American college football season

The 1898 Virginia Orange and Blue football team represented the University of Virginia as an independent during the 1898 college football season. Led by first-year head coach Joseph Massie, the team compiled a record of 6–5. The Orange and Blue defeated Vanderbilt at Louisville in the South's most anticipated game. The team's captain was Harris T. Collier.

==Schedule==

| Date | Time | Opponent | Site | Result | Source |
|---|---|---|---|---|---|
| October 1 |  | St.

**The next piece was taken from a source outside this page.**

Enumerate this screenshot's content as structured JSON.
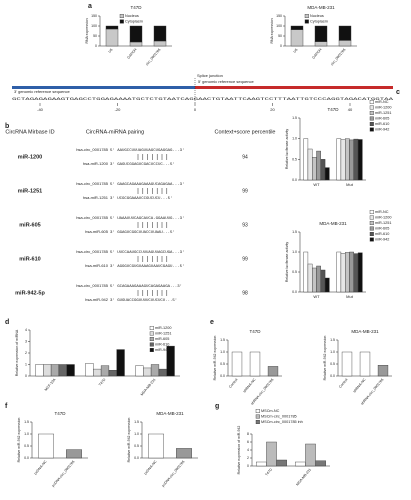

Albans | Madison Hall Field; Charlottesville, VA; | W 16–0 |  |
| October 12 |  | Penn | Franklin Field; Philadelphia, PA; | L 0–40 |  |
| October 15 |  | Gallaudet | Madison Hall Field; Charlottesville, VA; | W 16–0 |  |
| October 29 |  | Columbian | Madison Hall Field; Charlottesville, VA; | W 47–0 |  |
| November 2 |  | at Princeton | Princeton, NJ | L 0–12 |  |
| November 5 |  | Maryland Medical College | Madison Hall Field; Charlottesville, VA; | W 6–0 |  |
| November 8 |  | at Georgetown | Georgetown Field; Washington, DC; | W 12–0 |  |
| November 12 |  | vs. Vanderbilt | Fontaine Ferry Park; Louisville, KY; | W 18–0 |  |
| November 14 |  | vs. West Virginia | Charleston, WV | L 0–6 |  |
| November 19 |  | Navy | Madison Hall Field; Charlottesville, VA; | L 0–6 |  |
| November 24 | 2:30 p.m. | vs. North Carolina | Traction Field; Richmond, VA (South's Oldest Rivalry); | L 2–6 |  |

==Coaching staff==
- Head coach: Joseph Massie
- Assistant coach: Arlie C. Jones
- Other assistants: Robert H. Mudd, Saunders Taylor, Porter Parker, Mike Johnson.